3

We migrate large CVS repositories to GIT with cvs2git. For an in-house tool we need a mapping from CVS revision numbers to GIT revision hash for some files.

cvs2svn has an parameter --cvs-revnums, but this revisions are only stored in svn file properties and are not available for git.

I saw that git cvsimport -R creates this mapping, but has many other disadvantages to cvs2git.

Are there any other possibilities to get the informations from --cvs-revnums ?

SebW
  • 61
  • 3

2 Answers2

3

If I understand correctly, you want a way to answer the question "what is the first Git commit that includes CVS revision X.Y of file FOO?".

If you turn on cvs2git verbose output ("-v"), then cvs2git displays, during CreateRevsPass, the CVS file revisions that are being added to each Git commit:

CVS Revision grouping:
  Time: Fri May 23 02:31:36 2003
Creating Subversion r23 (commit)
 proj/default 1.2.2.1
 proj/sub1/default 1.2.2.1
 proj/sub2/subsubA/default 1.1.2.1

This is close to what you want. But it is not quite enough information to generate your table, because there is no easy way to map the pseudo-Subversion revision numbers (like "r23") to Git commit hashes. In fact, this is not trivial because cvs2git doesn't create the Git hashes itself, but rather just writes them in an abstract form to "git fast-import", which creates the commits and computes their hashes.

Tellya what I'm gonna do...

I just made a change to the trunk version of cvs2svn which causes OutputPass to emit a little bit more information, namely, which "mark" corresponds to which pseudo-Subversion revision number. The output for the above commit looks like this:

Writing commit r23 on Branch('B_MIXED') (mark :1000000021)

The mark ":1000000021", in turn, can be converted into a Git SHA-1 by asking "git fast-import" to write its marks to a file:

cat ../git-blob.dat ../git-dump.dat | git fast-import --export-marks=FILENAME

Look in the resulting file for a line that looks like this:

:1000000021 0aa255270fbb94ad691d5391a6d37c2ee6d78b03

from which you can read off the Git hash.
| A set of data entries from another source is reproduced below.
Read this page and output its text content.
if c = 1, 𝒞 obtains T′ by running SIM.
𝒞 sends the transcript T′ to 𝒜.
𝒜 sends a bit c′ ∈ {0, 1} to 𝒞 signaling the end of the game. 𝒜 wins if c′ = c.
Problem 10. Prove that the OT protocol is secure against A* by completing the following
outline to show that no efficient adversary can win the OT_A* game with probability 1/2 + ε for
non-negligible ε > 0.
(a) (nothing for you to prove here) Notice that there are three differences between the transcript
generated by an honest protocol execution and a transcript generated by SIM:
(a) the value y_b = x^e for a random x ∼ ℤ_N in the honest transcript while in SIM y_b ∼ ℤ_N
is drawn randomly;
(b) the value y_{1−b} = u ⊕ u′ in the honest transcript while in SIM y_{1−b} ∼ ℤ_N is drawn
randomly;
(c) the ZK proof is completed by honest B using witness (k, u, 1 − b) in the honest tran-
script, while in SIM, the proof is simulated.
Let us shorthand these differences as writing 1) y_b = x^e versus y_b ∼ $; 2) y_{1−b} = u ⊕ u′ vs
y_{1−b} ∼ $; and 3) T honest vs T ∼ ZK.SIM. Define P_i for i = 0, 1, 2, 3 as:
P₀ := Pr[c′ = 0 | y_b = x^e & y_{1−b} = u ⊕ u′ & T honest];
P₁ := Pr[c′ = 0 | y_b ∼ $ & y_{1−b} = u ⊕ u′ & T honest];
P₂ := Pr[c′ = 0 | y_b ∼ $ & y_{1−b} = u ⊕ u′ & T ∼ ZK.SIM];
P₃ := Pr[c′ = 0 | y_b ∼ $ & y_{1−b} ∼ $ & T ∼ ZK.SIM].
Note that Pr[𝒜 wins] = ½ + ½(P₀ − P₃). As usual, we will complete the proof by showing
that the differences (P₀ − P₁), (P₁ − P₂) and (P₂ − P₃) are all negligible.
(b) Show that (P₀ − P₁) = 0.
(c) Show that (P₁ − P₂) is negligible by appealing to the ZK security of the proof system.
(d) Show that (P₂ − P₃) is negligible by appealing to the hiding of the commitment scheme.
You still have a bit of work to do to pull all of this information together, but now at least it should in principle be possible.

Please note that this method will only tell you the first Git commit containing the CVS file revision. It will not tell you when that file revision was merged to other branches. And in fact, because of the impedance-mismatch between CVS and Git, you cannot rely on the Git commit ancestry graph to tell you that information. So there would be a lot more work to do to make this into a complete, convenient feature.

Hope that helps.

mhagger
  • 2,687
  • 18
  • 13
1

Thank you for your answer!

Now I finished the Migration from CVS to GIT successfully.

Because we needed the mapping between Git Hash and CVS revision for a couple of files in every repository only, I solved the described problem in a way that was a little bit more easy for me:

  1. Migration of the CVS Repository with cvs2svn from CVS to GIT.
  2. For file A: Receive all CVS commits from all branches from CVS server, ordered chronological in a single list.
  3. Receive all commits from all branches for file A from GIT, ordered chronological (ignore commits with comment "This commit was manufactured by cvs2svn") in a single list.
  4. Ensure that the amount of CVS an GIT commits in both lists is exactly the same (to ensure that nobody made newer commits to CVS ).
  5. Map every CVS revision to a single GIT Hash.

Now we had for every CVS revision the first Git Commit containing the CVS File revision. This worked for us, because we had for one file no CVS commit with the same timestamp in different branches.

SebW
  • 61
  • 3